In the aftermath of the pandemic, 99 percent of U.S. nursing homes and 96 percent of assisted living communities are dealing with staffing shortages.
Over 300 U.S. nursing homes closed during the pandemic and two-thirds of the remaining nursing homes are at risk of closing.
Today over 800,000 needy older adults and people with disabilities are languishing on Medicaid-funded state waiting lists without caregivers to provide needed services.
By 2030, 3.5 million new workers will be needed in long-term care services just to keep pace with our rapidly aging population.
Without dramatic changes, thousands of older adults and their families will lose access to quality care, creating fertile ground for the legalization of assisted suicide and euthanasia.
I share these frightening statistics not to be a prophet of doom but to issue a call to prayer and action!
There are many things we can do today to nurture a covenant between generations and a more caring culture.
If you are a young person, OPEN YOUR HEART to the seniors in your life and to the possibility that God is calling you to a career or a vocation of service to the elderly.
Don’t be afraid to contact the Little Sisters! Our life shared with the elderly, lived in the spirit of the Beatitudes, is a beautiful, joy-filled life!
PRAY that young people will be drawn to careers in geriatrics/gerontology — even better, to life-long vocations at the service of the elderly!
CREATE opportunities for intergenerational encounters and ENCOURAGE youth to explore a caring profession or a priestly or religious vocation!
AFFIRM LIFE by helping the seniors you know to pursue what is most meaningful to them.
Spend time with the elders in your family; volunteer in a home for the elderly. Show esteem and support to those who work in caring professions and thank them for their service.

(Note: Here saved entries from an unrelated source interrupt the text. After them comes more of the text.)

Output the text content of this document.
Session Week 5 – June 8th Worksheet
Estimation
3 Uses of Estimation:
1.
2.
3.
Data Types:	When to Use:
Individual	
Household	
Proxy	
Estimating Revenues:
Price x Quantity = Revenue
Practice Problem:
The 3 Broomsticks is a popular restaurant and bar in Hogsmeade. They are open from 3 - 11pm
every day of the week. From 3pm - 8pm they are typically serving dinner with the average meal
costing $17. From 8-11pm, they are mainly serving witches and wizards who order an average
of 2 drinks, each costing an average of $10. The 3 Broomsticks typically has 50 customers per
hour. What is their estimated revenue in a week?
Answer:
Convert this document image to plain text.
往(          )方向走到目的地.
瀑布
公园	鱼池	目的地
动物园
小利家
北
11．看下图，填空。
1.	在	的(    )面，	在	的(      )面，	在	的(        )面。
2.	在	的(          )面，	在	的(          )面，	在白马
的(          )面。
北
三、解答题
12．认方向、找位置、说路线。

DEFY DEATH by voting against assisted suicide and euthanasia and by helping others to understand the inherent evil of these acts.
Support initiatives and policies in favor of increased compensation, benefits and incentives for aging services professionals.
Support immigration reform to make it easier for qualified caregivers to enter the workforce in our country.
Support reform of restrictive long-term care regulations and inadequate financing.
Two years ago Pope Francis instituted a day honoring grandparents and the elderly, to be celebrated each year on the fourth Sunday of July. It is my dream that this day will evolve to the point where the streets of our major cities are filled with families and people of all ages joyfully celebrating the covenant between generations.
Sister Constance Veit is the communications director for the Little Sisters of the Poor in the United States and an occupational therapist.